Our guide was knowledgeable, friendly, and accommodating. He helped give us a picture not only of the abundant wildlife (birds, reptiles, animals) but of life in Tanzania too. He was working hard so we could have a tremendous trip, and we’re so appreciative. All of the staff we encountered were friendly, and the experience at the private luxury camp was not only a highlight of this vacation but of any vacation we’ve taken. Incredible new tastes with African food prepared in camp, served under the stars, with candles and starlight and the sound of distant (at the time!) lions. A camp where you are the only people for miles and miles. An incredible sky overhead. That meal and night could have gone on forever.
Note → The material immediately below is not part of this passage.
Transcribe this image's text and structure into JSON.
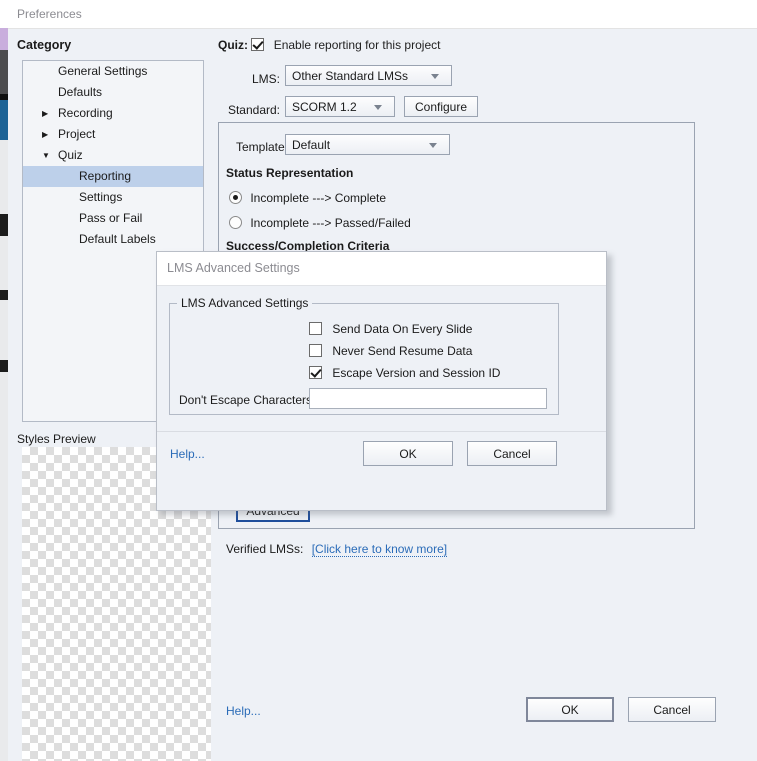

We would highly recommend the experience and the Africa Dream Safaris company to anyone. We’ll be back for a rainy season trip in another few years (wish it could be sooner!).

Tracey Tomashpol and Farron Brougher
July 2010

A procession of giraffes marching over the Serengeti plains.

 

A family of young cheetahs relaxing in the shade with their mother.

 

A confident leopard, pausing momentarily in a regal pose, as he pads through a grassy clearing.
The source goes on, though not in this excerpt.